Derek Hyatt
Derek Hyatt was an artist who shunned the London limelight, preferring instead to immerse himself, personally, psychologically and artistically, in the North Yorkshire landscapes which had first inspired his creativity. Originating from Ilkley, he studied at Leeds College of Art before gaining a scholarship to the Royal College of Art where he was awarded the prestigious Royal Scholar prize.
Hyatt enjoyed a varied and successful lecturing career, both in the UK and internationally, before returning to his roots and taking up an academic tenure in Leeds. Relocation to Yorkshire allowed him the opportunity to absorb himself once more in the bleak and harsh beauty of his native wolds, and in the process intentionally distance himself from the mainstream and fashionable artistic movements.
The use of perspective, shape and form in Hyatt’s painting contains echoes of Peter Lanyon’s work but yet it succeeds in retaining its own unique sense of mystery and symbolism, the artist imbuing the landscapes he depicts with an honest and authentic distinctiveness. Allied to a luxurious eye for colour, a legacy of the influence of Fauve artists such as Derain and de Vlaminck in his formative years, his semi-abstracted scenes suggest a deeper and more ethereal relationship with nature which transcend any merely topographical categorisation.

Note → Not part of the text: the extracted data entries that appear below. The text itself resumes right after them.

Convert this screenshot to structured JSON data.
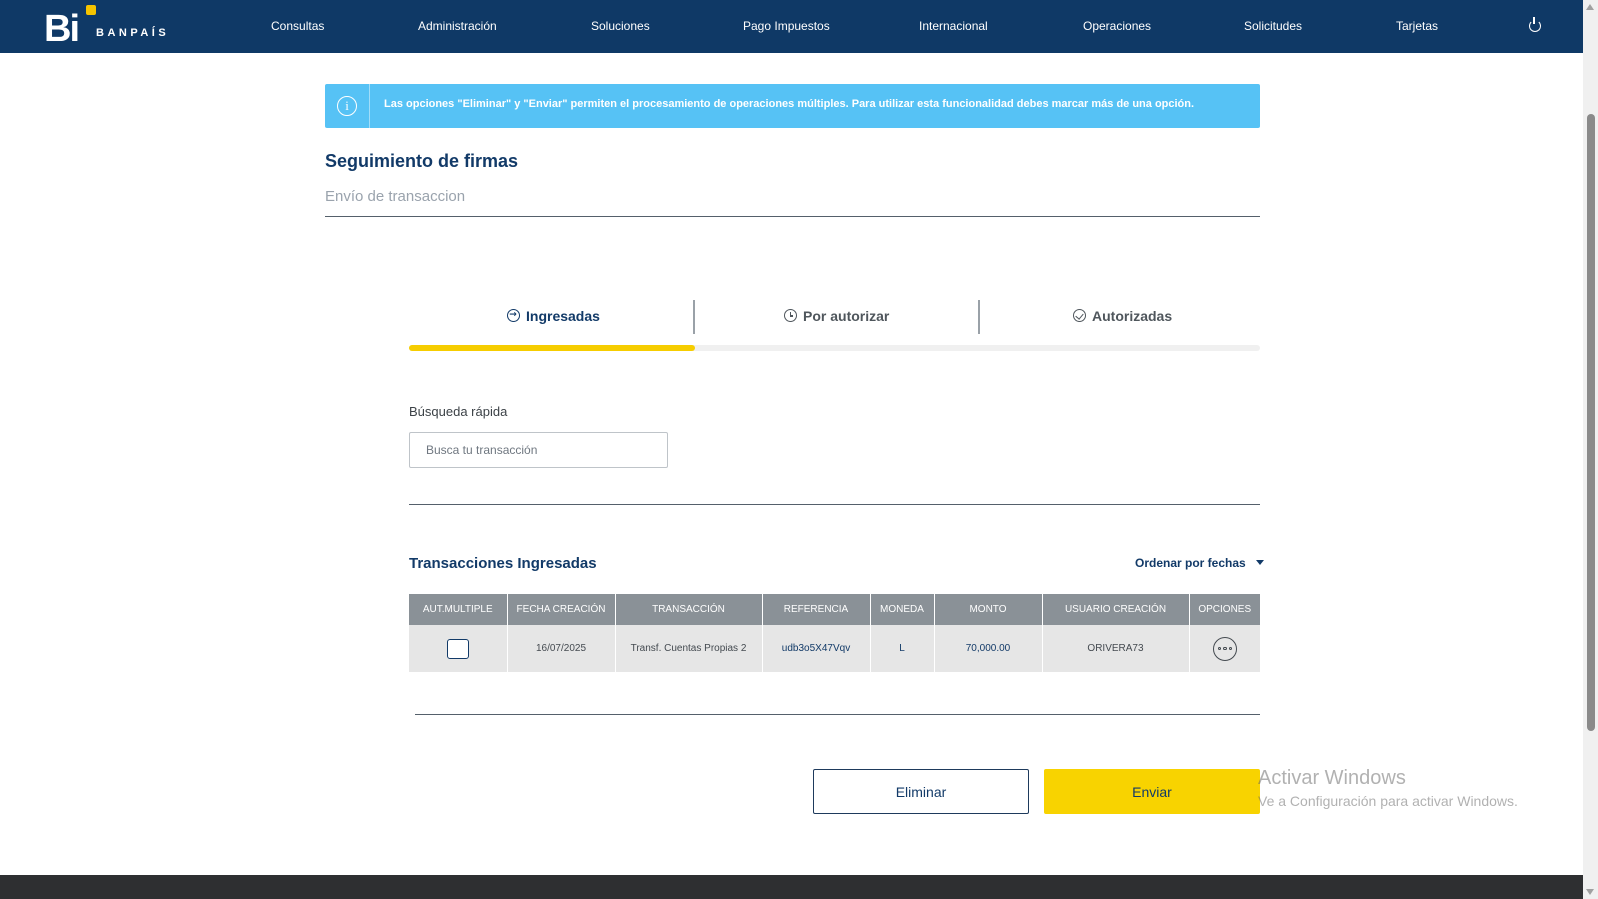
{
  "header": {
    "logo_mark": "Bi",
    "logo_text": "BANPAÍS",
    "nav": [
      "Consultas",
      "Administración",
      "Soluciones",
      "Pago Impuestos",
      "Internacional",
      "Operaciones",
      "Solicitudes",
      "Tarjetas"
    ],
    "power_icon": "power-icon"
  },
  "banner": {
    "icon": "info-icon",
    "message": "Las opciones \"Eliminar\" y \"Enviar\" permiten el procesamiento de operaciones múltiples. Para utilizar esta funcionalidad debes marcar más de una opción."
  },
  "page": {
    "title": "Seguimiento de firmas",
    "subtitle": "Envío de transaccion"
  },
  "tabs": [
    {
      "label": "Ingresadas",
      "icon": "arrow-circle-icon",
      "active": true
    },
    {
      "label": "Por autorizar",
      "icon": "clock-icon",
      "active": false
    },
    {
      "label": "Autorizadas",
      "icon": "check-circle-icon",
      "active": false
    }
  ],
  "search": {
    "label": "Búsqueda rápida",
    "placeholder": "Busca tu transacción",
    "value": ""
  },
  "transactions": {
    "title": "Transacciones Ingresadas",
    "sort_label": "Ordenar por fechas",
    "columns": [
      "AUT.MULTIPLE",
      "FECHA CREACIÓN",
      "TRANSACCIÓN",
      "REFERENCIA",
      "MONEDA",
      "MONTO",
      "USUARIO CREACIÓN",
      "OPCIONES"
    ],
    "rows": [
      {
        "checked": false,
        "fecha": "16/07/2025",
        "transaccion": "Transf. Cuentas Propias 2",
        "referencia": "udb3o5X47Vqv",
        "moneda": "L",
        "monto": "70,000.00",
        "usuario": "ORIVERA73"
      }
    ]
  },
  "actions": {
    "delete_label": "Eliminar",
    "send_label": "Enviar"
  },
  "watermark": {
    "line1": "Activar Windows",
    "line2": "Ve a Configuración para activar Windows."
  },
  "colors": {
    "navbar": "#0f3966",
    "accent_yellow": "#f8d300",
    "banner_blue": "#56c2f5",
    "primary_text": "#123a68"
  }
}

The paintings of Derek Hyatt have been exhibited widely in solo shows across the United Kingdom and he was described by the distinguished critic Peter Fuller as one of Britain’s finest painters. He was made a companions of the Guild of St George, the charity founded by John Ruskin, in 1990 and his work is held by many significant corporate and public collections including: Oxford, Leeds and Harvard universities; the New York Museum of Modern Art and the Financial Times.